Rosette and Amulet are the two midwives in the health center, the prettiest midwives that I have ever met. They run the antenatal clinic on Mondays and Fridays in addition to delivering babies. There is HIV testing and counseling. Roughly 6% of the pregnant women are tested positive for HIV. There is a maternity ward of two beds and one could stretch it to three if one is forced to use the bed in the consultation room. The delivery room is next to the ward. One of the mid-wives is always on call at night and oftentimes they spend the night there with the mother-to-be.
In the Injection room, Moses (Moses 1) and Jocelyn could place IVs expertly even in the tiniest wriggling baby. They are a crucial part of the team in the health center. Harriet and Jeffrey run the laboratory. The injection room and the laboratory are places that the children fear most. Crying often emits from these rooms and they are reluctant dragons when it is their turn to face the music.
Then there are Olivier and Alice who dole out the medications, Patrick who registers the demographics of the patients who have been seen; there are many more personnel that I don’t know who make the day-to-day functioning of the clinic possible. Kibengo Health Center also runs a community out reach service twice a week. I am not familiar with the program since being the only doctor here I was told from the outset that my place is at the center itself.

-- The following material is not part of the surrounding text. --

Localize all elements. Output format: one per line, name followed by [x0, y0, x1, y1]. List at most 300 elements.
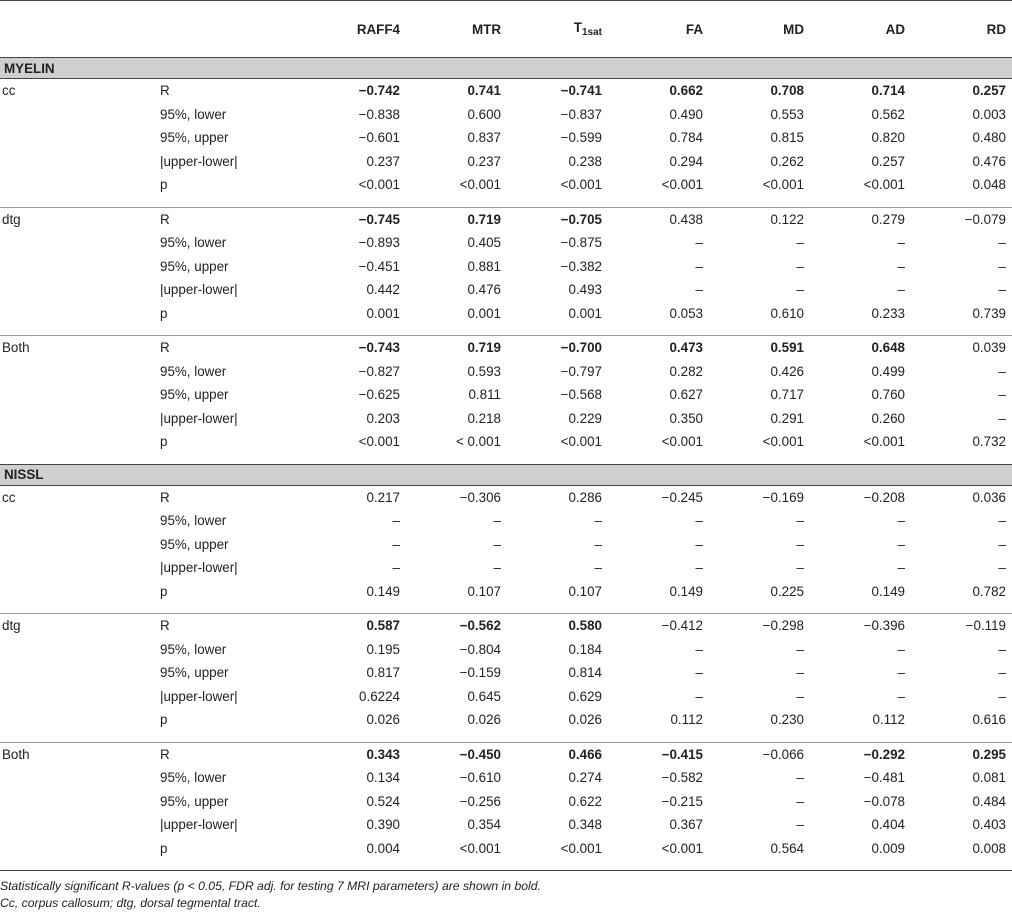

Joshua is the medical officer with whom I share a consultation room. We saw patients simultaneously on each side of the desk, not much privacy for our patients. If I have to do a gynecological exam, I would take my women to the maternity consultation room. For the men who complain of ailments below the waist, I would empty our consultation room of patients for my exam. Joshua is unlike most African medical people I work with does his physical exam which is quite refreshing indeed. Most African doctors just talk to their patients and prescribe them medications without performing a physical examination.
Speaking of physical examination, I saw a man with insomnia, he told us that he became “crazy” last January and was admitted and then medicated. I decided to do a fairly complete physical examination on him and sent him home on some diazepam (sleep aid). The following week he brought his wife and insisted that she should see me. She also was hospitalized roughly at the same time for psychotic problem and came in for insomnia. He told Joy that he himself has been sleeping well since he had the complete treatment from me. He wanted his wife to get the same physical exam that he received from me. Well if that made him happy, I was glad to comply. Such is the healing power of the laying of the hands.
Joshua is also in charge of the treatment of TB and keeps a record of all the patients who have been sent to get sputum testing. All the patients who are sent for TB testing also receive HIV testing. From my rough calculation, about 5% of the patients tested are positive for TB but 25% of patients suspected of TB are tested positive for HIV.
The clinic sees between 250 to 350 patients a day. Sixteen staff members live in the quarters behind the clinic, two to a room. Many of them have families far away and yet I have not heard any mutterings of dissatisfaction among the staff. They have to use the latrines, no flushed toilets or running water. There is a very thriving vegetable garden in the yard with lots of onions, corn, tomatoes, pumpkins, passion fruits, groundnuts and ododo. There are many more administrators and support staff that I have not mentioned and they also make the place whirl.
Last week Rosette showed me a new-born baby, soft, innocent and vulnerable. He was the mother’s first and she seemed exhausted but grandmother was extremely proud and eager to show off her grandson. Rosette was just as proud.